Tech Noir

Inveterate unemployment.

The story of my life. I fish in my coat and take a S shaped cigarette from my crushed pack of Farbolos. I hurl smoke rings in the bare room. The phone silently accuses me from my beat desk. Maybe I forgot to pay the bill? My feet are on the desk and I gaze at the raggedy clouds that pull themselves across the small rectangle of visibility my window (income) affords me.

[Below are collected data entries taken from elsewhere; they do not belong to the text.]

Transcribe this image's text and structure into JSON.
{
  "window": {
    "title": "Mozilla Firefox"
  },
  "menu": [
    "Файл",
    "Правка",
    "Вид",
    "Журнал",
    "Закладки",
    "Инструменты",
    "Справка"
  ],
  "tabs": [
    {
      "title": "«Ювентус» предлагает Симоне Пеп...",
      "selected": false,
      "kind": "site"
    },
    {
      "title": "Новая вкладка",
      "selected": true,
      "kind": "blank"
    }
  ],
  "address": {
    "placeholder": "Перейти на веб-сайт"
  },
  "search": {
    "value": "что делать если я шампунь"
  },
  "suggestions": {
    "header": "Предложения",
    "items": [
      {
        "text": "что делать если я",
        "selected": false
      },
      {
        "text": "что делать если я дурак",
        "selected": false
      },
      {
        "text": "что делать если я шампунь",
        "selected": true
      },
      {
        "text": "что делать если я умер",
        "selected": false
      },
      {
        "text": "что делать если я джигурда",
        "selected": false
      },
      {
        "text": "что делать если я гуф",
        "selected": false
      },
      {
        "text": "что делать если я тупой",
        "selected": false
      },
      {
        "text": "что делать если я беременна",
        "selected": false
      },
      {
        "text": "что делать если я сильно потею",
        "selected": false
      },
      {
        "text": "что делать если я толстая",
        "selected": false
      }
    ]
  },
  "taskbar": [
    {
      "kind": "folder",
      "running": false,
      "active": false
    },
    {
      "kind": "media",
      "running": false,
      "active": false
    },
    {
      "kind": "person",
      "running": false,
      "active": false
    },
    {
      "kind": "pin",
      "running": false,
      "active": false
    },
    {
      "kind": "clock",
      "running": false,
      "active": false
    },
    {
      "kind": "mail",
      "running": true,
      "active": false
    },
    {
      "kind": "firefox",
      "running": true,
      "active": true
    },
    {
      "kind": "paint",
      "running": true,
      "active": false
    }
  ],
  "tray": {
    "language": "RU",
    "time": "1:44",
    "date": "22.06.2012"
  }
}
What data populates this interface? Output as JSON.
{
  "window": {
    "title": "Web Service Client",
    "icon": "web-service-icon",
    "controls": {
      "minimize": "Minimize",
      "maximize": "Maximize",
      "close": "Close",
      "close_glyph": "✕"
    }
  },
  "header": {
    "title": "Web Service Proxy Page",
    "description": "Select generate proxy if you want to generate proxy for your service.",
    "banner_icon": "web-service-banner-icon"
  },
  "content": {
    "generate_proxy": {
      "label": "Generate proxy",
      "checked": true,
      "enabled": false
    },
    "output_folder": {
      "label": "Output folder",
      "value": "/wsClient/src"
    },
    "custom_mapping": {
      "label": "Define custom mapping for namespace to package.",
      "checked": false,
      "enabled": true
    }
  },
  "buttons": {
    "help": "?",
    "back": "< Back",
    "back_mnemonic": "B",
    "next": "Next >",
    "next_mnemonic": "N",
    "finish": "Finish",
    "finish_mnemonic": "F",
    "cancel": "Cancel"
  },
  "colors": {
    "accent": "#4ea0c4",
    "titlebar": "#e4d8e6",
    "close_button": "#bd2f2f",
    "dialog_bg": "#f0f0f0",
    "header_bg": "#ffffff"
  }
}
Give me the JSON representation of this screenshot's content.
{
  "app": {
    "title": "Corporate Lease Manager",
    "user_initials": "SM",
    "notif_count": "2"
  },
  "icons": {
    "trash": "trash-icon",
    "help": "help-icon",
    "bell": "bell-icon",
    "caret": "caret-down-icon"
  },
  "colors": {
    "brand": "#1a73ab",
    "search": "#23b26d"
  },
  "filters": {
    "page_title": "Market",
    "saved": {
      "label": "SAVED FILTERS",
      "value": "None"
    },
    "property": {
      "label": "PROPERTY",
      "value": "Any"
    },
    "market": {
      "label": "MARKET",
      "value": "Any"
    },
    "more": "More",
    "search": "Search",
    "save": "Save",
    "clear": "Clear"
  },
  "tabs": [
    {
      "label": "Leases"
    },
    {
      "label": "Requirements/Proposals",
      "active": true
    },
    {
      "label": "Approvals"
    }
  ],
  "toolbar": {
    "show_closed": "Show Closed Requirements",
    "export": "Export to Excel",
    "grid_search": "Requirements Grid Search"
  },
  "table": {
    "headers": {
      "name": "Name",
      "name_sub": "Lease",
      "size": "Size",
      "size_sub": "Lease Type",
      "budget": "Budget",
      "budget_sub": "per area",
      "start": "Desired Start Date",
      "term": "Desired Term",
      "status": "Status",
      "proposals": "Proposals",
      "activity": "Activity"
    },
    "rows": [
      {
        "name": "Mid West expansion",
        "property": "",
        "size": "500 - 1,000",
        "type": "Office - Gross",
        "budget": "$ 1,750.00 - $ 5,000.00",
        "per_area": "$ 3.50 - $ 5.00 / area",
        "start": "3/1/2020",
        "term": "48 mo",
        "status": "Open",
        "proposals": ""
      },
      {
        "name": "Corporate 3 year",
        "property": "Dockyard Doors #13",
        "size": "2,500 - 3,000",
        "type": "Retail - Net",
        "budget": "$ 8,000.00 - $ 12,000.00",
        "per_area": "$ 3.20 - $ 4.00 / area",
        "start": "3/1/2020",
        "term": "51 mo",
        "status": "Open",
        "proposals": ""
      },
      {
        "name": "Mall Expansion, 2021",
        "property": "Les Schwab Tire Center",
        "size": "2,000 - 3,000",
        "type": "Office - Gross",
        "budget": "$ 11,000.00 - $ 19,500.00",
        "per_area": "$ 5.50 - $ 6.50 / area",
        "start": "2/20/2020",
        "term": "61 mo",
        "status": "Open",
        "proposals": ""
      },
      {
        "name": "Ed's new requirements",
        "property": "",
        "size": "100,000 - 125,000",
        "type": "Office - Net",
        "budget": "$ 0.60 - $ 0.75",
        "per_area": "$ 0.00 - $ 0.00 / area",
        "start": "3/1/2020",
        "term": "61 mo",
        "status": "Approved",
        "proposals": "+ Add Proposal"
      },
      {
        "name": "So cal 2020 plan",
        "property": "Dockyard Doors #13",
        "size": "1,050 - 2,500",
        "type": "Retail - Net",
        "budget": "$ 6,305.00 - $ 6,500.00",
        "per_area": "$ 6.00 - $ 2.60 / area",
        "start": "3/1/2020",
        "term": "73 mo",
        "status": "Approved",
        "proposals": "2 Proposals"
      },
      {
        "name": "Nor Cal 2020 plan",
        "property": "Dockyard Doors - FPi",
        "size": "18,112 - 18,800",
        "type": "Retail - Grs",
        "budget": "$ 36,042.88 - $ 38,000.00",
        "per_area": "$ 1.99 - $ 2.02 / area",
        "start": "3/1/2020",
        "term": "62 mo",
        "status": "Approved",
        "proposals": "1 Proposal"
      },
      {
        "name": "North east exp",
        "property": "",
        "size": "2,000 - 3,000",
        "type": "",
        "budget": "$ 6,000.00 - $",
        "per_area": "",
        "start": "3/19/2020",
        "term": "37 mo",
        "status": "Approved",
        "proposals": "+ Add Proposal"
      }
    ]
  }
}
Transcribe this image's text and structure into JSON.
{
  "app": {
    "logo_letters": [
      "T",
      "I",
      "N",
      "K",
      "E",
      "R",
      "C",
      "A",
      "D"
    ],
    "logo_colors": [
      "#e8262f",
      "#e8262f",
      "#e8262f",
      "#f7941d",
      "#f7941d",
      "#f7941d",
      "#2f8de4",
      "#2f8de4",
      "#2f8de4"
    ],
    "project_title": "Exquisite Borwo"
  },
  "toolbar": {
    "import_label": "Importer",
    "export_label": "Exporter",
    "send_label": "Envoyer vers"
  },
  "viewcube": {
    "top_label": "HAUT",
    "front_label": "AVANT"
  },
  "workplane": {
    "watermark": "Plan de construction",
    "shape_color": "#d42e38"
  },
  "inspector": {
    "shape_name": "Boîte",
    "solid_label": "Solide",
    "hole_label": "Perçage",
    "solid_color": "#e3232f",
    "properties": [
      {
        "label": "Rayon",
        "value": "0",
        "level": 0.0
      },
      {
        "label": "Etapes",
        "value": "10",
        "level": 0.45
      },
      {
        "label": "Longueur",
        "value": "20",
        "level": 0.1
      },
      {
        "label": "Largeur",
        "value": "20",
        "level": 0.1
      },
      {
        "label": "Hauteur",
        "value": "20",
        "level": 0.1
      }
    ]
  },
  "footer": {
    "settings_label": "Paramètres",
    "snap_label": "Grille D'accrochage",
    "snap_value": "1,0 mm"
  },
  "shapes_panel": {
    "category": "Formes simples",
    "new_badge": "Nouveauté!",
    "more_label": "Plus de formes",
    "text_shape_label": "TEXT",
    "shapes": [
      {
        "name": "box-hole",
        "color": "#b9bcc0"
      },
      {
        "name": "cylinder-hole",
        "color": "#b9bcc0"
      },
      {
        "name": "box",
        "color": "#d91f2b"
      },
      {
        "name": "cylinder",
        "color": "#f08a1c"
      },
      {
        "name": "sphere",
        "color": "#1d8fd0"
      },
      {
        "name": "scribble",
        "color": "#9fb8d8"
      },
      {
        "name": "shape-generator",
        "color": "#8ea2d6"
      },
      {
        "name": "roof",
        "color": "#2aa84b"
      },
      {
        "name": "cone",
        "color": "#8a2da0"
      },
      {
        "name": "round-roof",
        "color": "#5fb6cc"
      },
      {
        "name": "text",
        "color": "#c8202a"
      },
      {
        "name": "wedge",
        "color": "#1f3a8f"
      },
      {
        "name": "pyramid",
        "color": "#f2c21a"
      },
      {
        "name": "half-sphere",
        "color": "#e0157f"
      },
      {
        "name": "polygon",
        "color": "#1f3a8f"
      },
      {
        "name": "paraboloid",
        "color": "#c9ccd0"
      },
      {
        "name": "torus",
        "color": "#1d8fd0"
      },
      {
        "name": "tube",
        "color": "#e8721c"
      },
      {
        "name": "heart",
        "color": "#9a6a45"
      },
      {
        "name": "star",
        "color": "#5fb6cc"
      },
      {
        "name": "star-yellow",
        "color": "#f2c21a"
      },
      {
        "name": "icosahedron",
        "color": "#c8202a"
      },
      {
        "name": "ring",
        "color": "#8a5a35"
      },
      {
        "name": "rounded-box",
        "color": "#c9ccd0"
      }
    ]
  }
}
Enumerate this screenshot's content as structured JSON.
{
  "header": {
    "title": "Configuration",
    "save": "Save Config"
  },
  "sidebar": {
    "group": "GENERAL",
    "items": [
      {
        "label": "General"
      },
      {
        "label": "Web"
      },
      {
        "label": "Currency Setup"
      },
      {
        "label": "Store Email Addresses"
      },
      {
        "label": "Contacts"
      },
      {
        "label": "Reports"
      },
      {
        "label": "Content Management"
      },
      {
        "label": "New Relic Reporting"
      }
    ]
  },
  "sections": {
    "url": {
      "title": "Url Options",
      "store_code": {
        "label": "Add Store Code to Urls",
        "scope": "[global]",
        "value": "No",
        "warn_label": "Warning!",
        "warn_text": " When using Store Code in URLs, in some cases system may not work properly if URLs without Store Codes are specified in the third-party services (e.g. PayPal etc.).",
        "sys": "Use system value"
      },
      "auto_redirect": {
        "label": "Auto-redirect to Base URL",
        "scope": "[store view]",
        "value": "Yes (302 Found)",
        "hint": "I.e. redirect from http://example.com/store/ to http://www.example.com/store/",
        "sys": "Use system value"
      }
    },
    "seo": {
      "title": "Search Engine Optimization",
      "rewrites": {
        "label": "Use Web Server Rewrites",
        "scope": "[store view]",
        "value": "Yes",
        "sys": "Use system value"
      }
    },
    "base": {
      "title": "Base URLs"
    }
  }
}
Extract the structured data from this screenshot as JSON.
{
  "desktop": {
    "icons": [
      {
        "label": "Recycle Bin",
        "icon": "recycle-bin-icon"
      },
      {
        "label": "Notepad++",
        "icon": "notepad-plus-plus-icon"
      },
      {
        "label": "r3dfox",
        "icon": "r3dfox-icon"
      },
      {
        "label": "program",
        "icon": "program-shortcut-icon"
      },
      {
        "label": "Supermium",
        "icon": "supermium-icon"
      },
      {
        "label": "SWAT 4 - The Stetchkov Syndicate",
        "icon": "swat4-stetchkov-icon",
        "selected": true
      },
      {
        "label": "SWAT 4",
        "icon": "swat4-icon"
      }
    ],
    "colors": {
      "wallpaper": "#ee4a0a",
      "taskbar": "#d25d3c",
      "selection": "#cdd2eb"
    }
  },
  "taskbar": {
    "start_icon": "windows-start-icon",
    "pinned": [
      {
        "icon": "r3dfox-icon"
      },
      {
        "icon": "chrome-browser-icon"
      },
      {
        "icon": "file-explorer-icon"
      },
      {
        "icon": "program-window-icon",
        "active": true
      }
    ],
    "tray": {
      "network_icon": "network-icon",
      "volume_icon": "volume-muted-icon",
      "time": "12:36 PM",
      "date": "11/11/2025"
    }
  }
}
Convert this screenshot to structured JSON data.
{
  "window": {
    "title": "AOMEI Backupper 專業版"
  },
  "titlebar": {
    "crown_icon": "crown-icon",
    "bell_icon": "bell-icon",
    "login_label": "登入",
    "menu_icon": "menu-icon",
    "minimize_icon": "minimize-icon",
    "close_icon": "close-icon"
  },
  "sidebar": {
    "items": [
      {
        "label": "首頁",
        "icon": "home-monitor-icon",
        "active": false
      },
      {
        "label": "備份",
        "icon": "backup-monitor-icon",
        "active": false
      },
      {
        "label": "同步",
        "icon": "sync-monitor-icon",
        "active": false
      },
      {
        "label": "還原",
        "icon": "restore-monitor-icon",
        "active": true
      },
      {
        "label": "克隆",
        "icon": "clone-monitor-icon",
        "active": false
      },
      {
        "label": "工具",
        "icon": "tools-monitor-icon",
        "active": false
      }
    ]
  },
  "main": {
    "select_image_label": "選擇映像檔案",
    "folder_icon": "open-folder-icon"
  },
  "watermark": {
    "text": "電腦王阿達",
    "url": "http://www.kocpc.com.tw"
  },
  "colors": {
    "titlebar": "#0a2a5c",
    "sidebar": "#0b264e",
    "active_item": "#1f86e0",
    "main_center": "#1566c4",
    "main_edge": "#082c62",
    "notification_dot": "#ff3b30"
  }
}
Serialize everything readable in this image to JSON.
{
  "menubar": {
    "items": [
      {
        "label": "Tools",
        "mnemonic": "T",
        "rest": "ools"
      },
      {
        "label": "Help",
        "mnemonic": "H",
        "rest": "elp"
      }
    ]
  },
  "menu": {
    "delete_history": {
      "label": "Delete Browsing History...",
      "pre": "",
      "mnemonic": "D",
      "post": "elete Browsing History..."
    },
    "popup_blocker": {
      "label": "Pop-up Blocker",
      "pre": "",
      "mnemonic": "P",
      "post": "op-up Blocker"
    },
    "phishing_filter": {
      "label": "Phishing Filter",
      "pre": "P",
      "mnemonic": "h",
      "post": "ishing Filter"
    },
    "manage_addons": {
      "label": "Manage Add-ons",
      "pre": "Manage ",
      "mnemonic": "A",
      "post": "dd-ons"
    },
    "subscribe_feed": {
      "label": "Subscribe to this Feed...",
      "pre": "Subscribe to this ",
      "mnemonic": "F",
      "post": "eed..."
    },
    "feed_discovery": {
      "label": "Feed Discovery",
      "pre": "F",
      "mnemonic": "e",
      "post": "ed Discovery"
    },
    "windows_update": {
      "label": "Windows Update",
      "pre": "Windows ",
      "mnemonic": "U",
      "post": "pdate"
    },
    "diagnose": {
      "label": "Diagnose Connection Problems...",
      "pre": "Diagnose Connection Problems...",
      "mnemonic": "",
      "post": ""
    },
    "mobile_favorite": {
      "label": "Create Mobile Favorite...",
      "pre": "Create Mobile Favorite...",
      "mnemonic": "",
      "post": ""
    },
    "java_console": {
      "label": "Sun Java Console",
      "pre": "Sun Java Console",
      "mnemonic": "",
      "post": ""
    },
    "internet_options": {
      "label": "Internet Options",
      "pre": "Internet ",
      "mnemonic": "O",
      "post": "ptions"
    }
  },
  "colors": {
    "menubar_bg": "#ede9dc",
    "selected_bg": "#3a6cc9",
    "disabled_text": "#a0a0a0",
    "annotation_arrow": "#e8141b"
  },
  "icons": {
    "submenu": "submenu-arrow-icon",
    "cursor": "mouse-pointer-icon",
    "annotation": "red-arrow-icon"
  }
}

It’s a grey day, and it’s a great day to drink. I take my feet off the desk and daub the cigarette in the ashtray, pour myself a Clown’s Smile Rum. I knock back a slug and grimace. Clown’s smile, indeed. I pour myself another couple fingers. Days like this rum is the best medicine, I muse. From the pack I take a Y shaped—how the hell did that happen?—cigarette and as I light it, a knock thuds on the door.

Another knock.

There is a shatter of glass, and I find my plate glass window—I had just stenciled in my name—resting in pieces on the grimy floor. A dame, in a tight black skirt, with legs all the way to her chin, wearing an expression of astonishment.

Quite literally, in fact.

A mechanoid DAME-X003, a model especially prone to the extremes of human emotion. There is an apologetic whir of optics, the clank of badly greased bearings. I sigh. These were an especially kvetchy sort, if you could believe it. The majority of business down my way, it’s them… Say, I can’t seem to tell whether it’s the always the same robot or a series of ’em. Either way, business is business.

I wave the robot in.

Blue Dreams

“When I bring up his father, he becomes very upset and says he is nothing like his father and goes home to drink, which makes him very much like his father.”

He snapped awake in the frigid night, chest heaving. Moonlight poured through the window into his small room, splashing silver light on his narrow bed, the bottle of rum on a single chair, jacket on the coat hanger. His breath steamed cold blue picture-scenes and in all of them he died. He shivered. “I’ve been in the reality game too long. I need a vacation,” he muttered and turned in bed, throwing the blanket over his shoulders.

“Poor chap. Got his head in the sand. Liable to rip it out, if he tried, and he’d be running ’round like a headless chicken.”

“He’s been through enough. He’s been—well, is—everybody. I wish we could cut him a break.”

“Discovered morality, haven’t you? You and your fads. Besides, he’s been broken. He can’t change anything.”

“Remember it’s also yourself you’re talking about.”

This time the Time Traveller woke to the sepulchral fog that flooded the countryside to drown the town square, and from his window he watched a cat on a ledge paw the condensation. The fog swirled and eddied: he could empathize. The moon, a grinning half dollar, lay low in the sky. In the silver scene he pulled his jeans on, slipped into a shirt, took his jacket, and went out of the door.

On second thought he came back for the rum.